Breaking News
Loading...
Saturday, August 18, 2012

Info Post

(Published in City Express, The New Indian Express, on 18 August, 2012)

Cast: Salman Khan, Katrina Kaif, Girish Karnad, Ranvir Shorey
Director: Kabir Khan
Rating: 1 star
If you went to a CBSE school, you’ll remember this story by Keki N Daruwalla called Love Across the Salt Desert. You may remember something about “a smear of Kutchi added and a little of Sindhi sandpapered away”. And a camel called Allahrakha. The whole thing may have put you off love for the next ten years, across a salt desert or not. Just as you’re beginning to forget that story, along comes another that is set in the same agency Daruwalla himself retired from – RAW. Worse, it stars Salman Khan.

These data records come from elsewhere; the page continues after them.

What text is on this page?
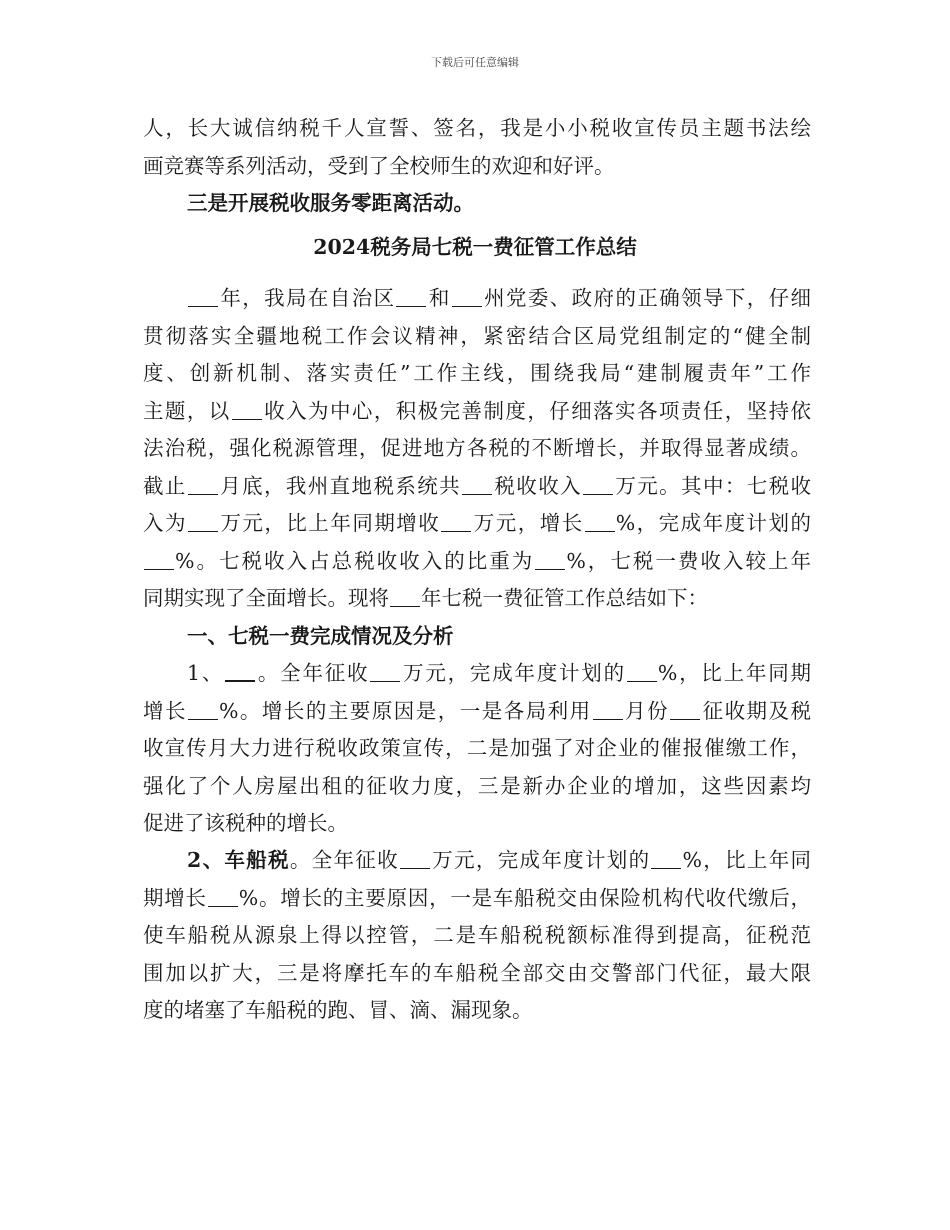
下载后可任意编辑
人，长大诚信纳税千人宣誓、签名，我是小小税收宣传员主题书法绘
画竞赛等系列活动，受到了全校师生的欢迎和好评。
三是开展税收服务零距离活动。
2024税务局七税一费征管工作总结
年，我局在自治区 和 州党委、政府的正确领导下，仔细
贯彻落实全疆地税工作会议精神，紧密结合区局党组制定的“健全制
度、创新机制、落实责任”工作主线，围绕我局“建制履责年”工作
主题，以 收入为中心，积极完善制度，仔细落实各项责任，坚持依
法治税，强化税源管理，促进地方各税的不断增长，并取得显著成绩。
截止 月底，我州直地税系统共 税收收入 万元。其中：七税收
入为 万元，比上年同期增收 万元，增长 %，完成年度计划的
%。七税收入占总税收收入的比重为 %，七税一费收入较上年
同期实现了全面增长。现将 年七税一费征管工作总结如下：
一、七税一费完成情况及分析
1、 。全年征收 万元，完成年度计划的 %，比上年同期
增长 %。增长的主要原因是，一是各局利用 月份 征收期及税
收宣传月大力进行税收政策宣传，二是加强了对企业的催报催缴工作，
强化了个人房屋出租的征收力度，三是新办企业的增加，这些因素均
促进了该税种的增长。
2、车船税。全年征收 万元，完成年度计划的 %，比上年同
期增长 %。增长的主要原因，一是车船税交由保险机构代收代缴后，
使车船税从源泉上得以控管，二是车船税税额标准得到提高，征税范
围加以扩大，三是将摩托车的车船税全部交由交警部门代征，最大限
度的堵塞了车船税的跑、冒、滴、漏现象。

Yes, Tiger (Salman Khan) wonders, as he hops from mission to mission, killing to killing, and aunty to aunty, whether he is allowed to fall in love. He is encouraged by Shenoy Sir (Girish Karnad), who confesses over dal that he didn’t have an arranged marriage because, “jawani mein shayar thha” and poets fall in love. Why the barely coherent Tiger, whose biggest grouse is that he can’t answer the question, Tum karta kya hai?,  would interpret that as advice to fall in love, I don’t know.

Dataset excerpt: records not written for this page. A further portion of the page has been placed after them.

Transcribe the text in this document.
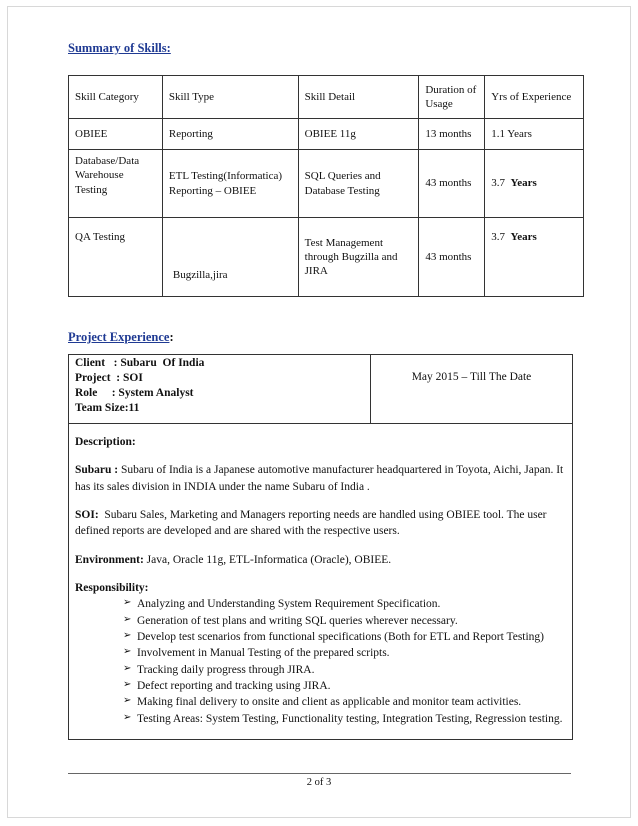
Summary of Skills:
Skill Category	Skill Type	Skill Detail	Duration of Usage	Yrs of Experience
OBIEE	Reporting	OBIEE 11g	13 months	1.1 Years
Database/Data Warehouse Testing	ETL Testing(Informatica) Reporting – OBIEE	SQL Queries and Database Testing	43 months	3.7 Years
QA Testing	Bugzilla,jira	Test Management through Bugzilla and JIRA	43 months	3.7 Years
Project Experience:
Client   : Subaru  Of India
Project  : SOI
Role     : System Analyst
Team Size:11
	May 2015 – Till The Date

Description:

Subaru : Subaru of India is a Japanese automotive manufacturer headquartered in Toyota, Aichi, Japan. It has its sales division in INDIA under the name Subaru of India .

SOI: Subaru Sales, Marketing and Managers reporting needs are handled using OBIEE tool. The user defined reports are developed and are shared with the respective users.

Environment: Java, Oracle 11g, ETL-Informatica (Oracle), OBIEE.

Responsibility:
➢ Analyzing and Understanding System Requirement Specification.
➢ Generation of test plans and writing SQL queries wherever necessary.
➢ Develop test scenarios from functional specifications (Both for ETL and Report Testing)
➢ Involvement in Manual Testing of the prepared scripts.
➢ Tracking daily progress through JIRA.
➢ Defect reporting and tracking using JIRA.
➢ Making final delivery to onsite and client as applicable and monitor team activities.
➢ Testing Areas: System Testing, Functionality testing, Integration Testing, Regression testing.
2 of 3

However, before this heart-to-heart happens, we’ve met Tiger in Iraq, where he materialises behind a shower of cigarette butts, one eye cruelly narrowed as some token Hindu or Sikh bad-boy is exposed as an agent. A short ultimatum is drawn out in slow-mo, and followed by a long chase, with suitably dramatic music and plenty of vegetable carts waiting handily to be upset.
This film is different, though. For one, the top guy in RAW is not a South Indian, though he’s played by one. Secondly, the mission is not to steal a laptop that has all the evidence and information required to indict someone as a spy, and save the nation. No, Tiger and Gopi (Ranvir Shorey) must simply observe a mad scientist – his involvement in espionage is supposedly indicated by his chatting with students of various races.  Of course, the agents instead observe “the only woman with access to his house” – Zoya (Katrina Kaif).

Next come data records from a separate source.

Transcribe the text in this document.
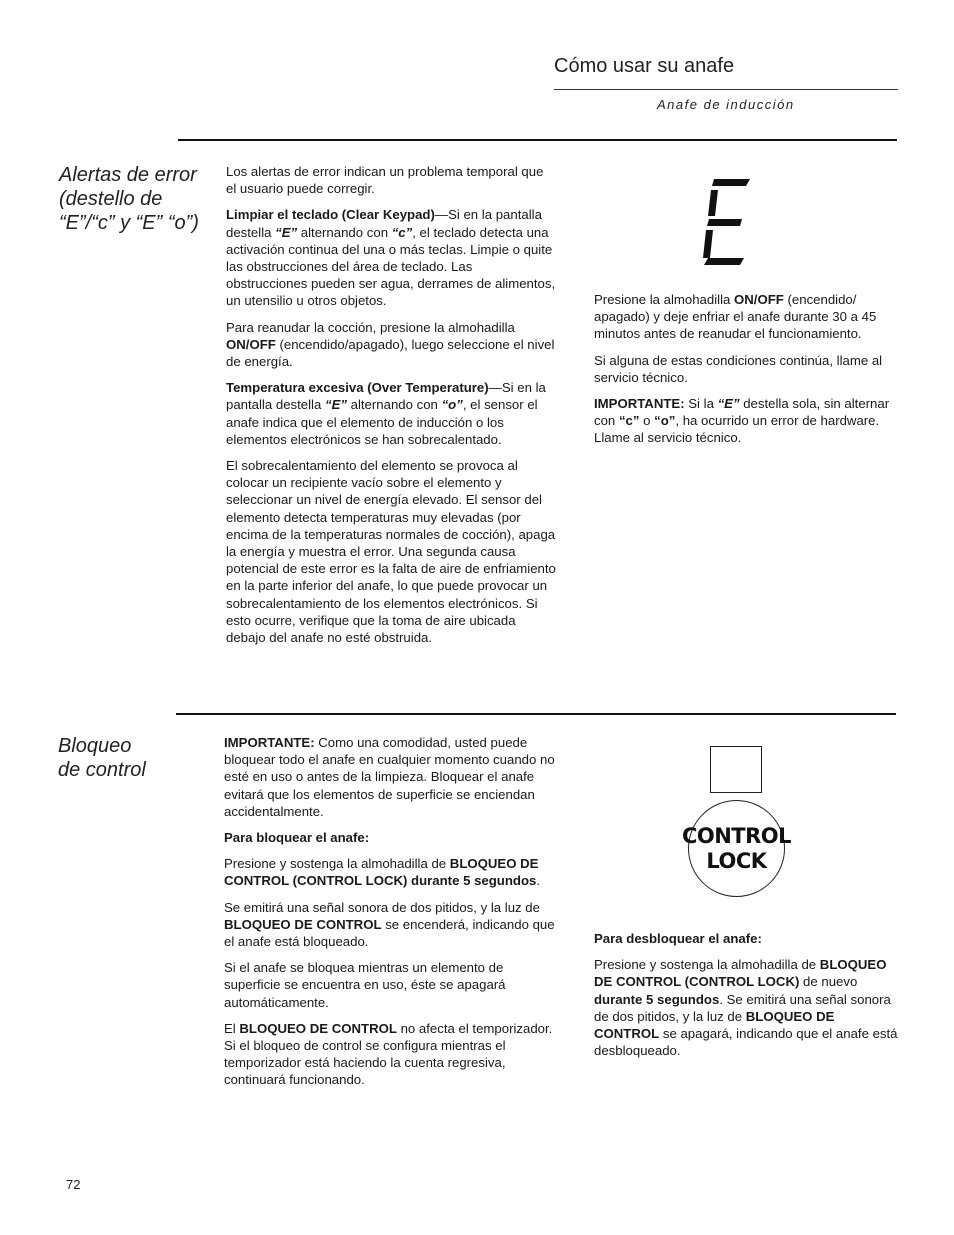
Cómo usar su anafe
Anafe de inducción
Alertas de error (destello de “E”/“c” y “E” “o”)

Los alertas de error indican un problema temporal que el usuario puede corregir.

Limpiar el teclado (Clear Keypad)—Si en la pantalla destella “E” alternando con “c”, el teclado detecta una activación continua del una o más teclas. Limpie o quite las obstrucciones del área de teclado. Las obstrucciones pueden ser agua, derrames de alimentos, un utensilio u otros objetos.

Para reanudar la cocción, presione la almohadilla ON/OFF (encendido/apagado), luego seleccione el nivel de energía.

Temperatura excesiva (Over Temperature)—Si en la pantalla destella “E” alternando con “o”, el sensor el anafe indica que el elemento de inducción o los elementos electrónicos se han sobrecalentado.

El sobrecalentamiento del elemento se provoca al colocar un recipiente vacío sobre el elemento y seleccionar un nivel de energía elevado. El sensor del elemento detecta temperaturas muy elevadas (por encima de la temperaturas normales de cocción), apaga la energía y muestra el error. Una segunda causa potencial de este error es la falta de aire de enfriamiento en la parte inferior del anafe, lo que puede provocar un sobrecalentamiento de los elementos electrónicos. Si esto ocurre, verifique que la toma de aire ubicada debajo del anafe no esté obstruida.

Presione la almohadilla ON/OFF (encendido/ apagado) y deje enfriar el anafe durante 30 a 45 minutos antes de reanudar el funcionamiento.

Si alguna de estas condiciones continúa, llame al servicio técnico.

IMPORTANTE: Si la “E” destella sola, sin alternar con “c” o “o”, ha ocurrido un error de hardware. Llame al servicio técnico.

Bloqueo
de control

IMPORTANTE: Como una comodidad, usted puede bloquear todo el anafe en cualquier momento cuando no esté en uso o antes de la limpieza. Bloquear el anafe evitará que los elementos de superficie se enciendan accidentalmente.

Para bloquear el anafe:

Presione y sostenga la almohadilla de BLOQUEO DE CONTROL (CONTROL LOCK) durante 5 segundos.

Se emitirá una señal sonora de dos pitidos, y la luz de BLOQUEO DE CONTROL se encenderá, indicando que el anafe está bloqueado.

Si el anafe se bloquea mientras un elemento de superficie se encuentra en uso, éste se apagará automáticamente.

El BLOQUEO DE CONTROL no afecta el temporizador. Si el bloqueo de control se configura mientras el temporizador está haciendo la cuenta regresiva, continuará funcionando.

CONTROL
LOCK

Para desbloquear el anafe:

Presione y sostenga la almohadilla de BLOQUEO DE CONTROL (CONTROL LOCK) de nuevo durante 5 segundos. Se emitirá una señal sonora de dos pitidos, y la luz de BLOQUEO DE CONTROL se apagará, indicando que el anafe está desbloqueado.

72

Somewhere between observing shooting stars, damaging public property across the world, killing about ten people, and double-crossing several parties, Zoya and Tiger fall in love. And thus unfolds a miserable story with boring chases, terrible jokes and maudlin dialogue that makes us wish one of the guns trained on the camera could put an end to our misery.
As Salman searches for excuses to show off his new hairline and old pecs, Katrina searches for opportunities to bare her midriff to hide her lack of grace (this is rather crucial, since she’s masquerading as a choreographer). Oh, did I mention this is love across secret agencies? So, that’s the conflict. That, and the inability of their buddies from their respective Intelligence to shoot them in cold blood. Or the penchant their buddies from Intelligence have for indulging in long chases when a bullet shot to the leg would do the trick.
The Verdict: Right on the back of Jism 2, comes another insult to Intelligence that convinces us RAW would do well to sue Bollywood.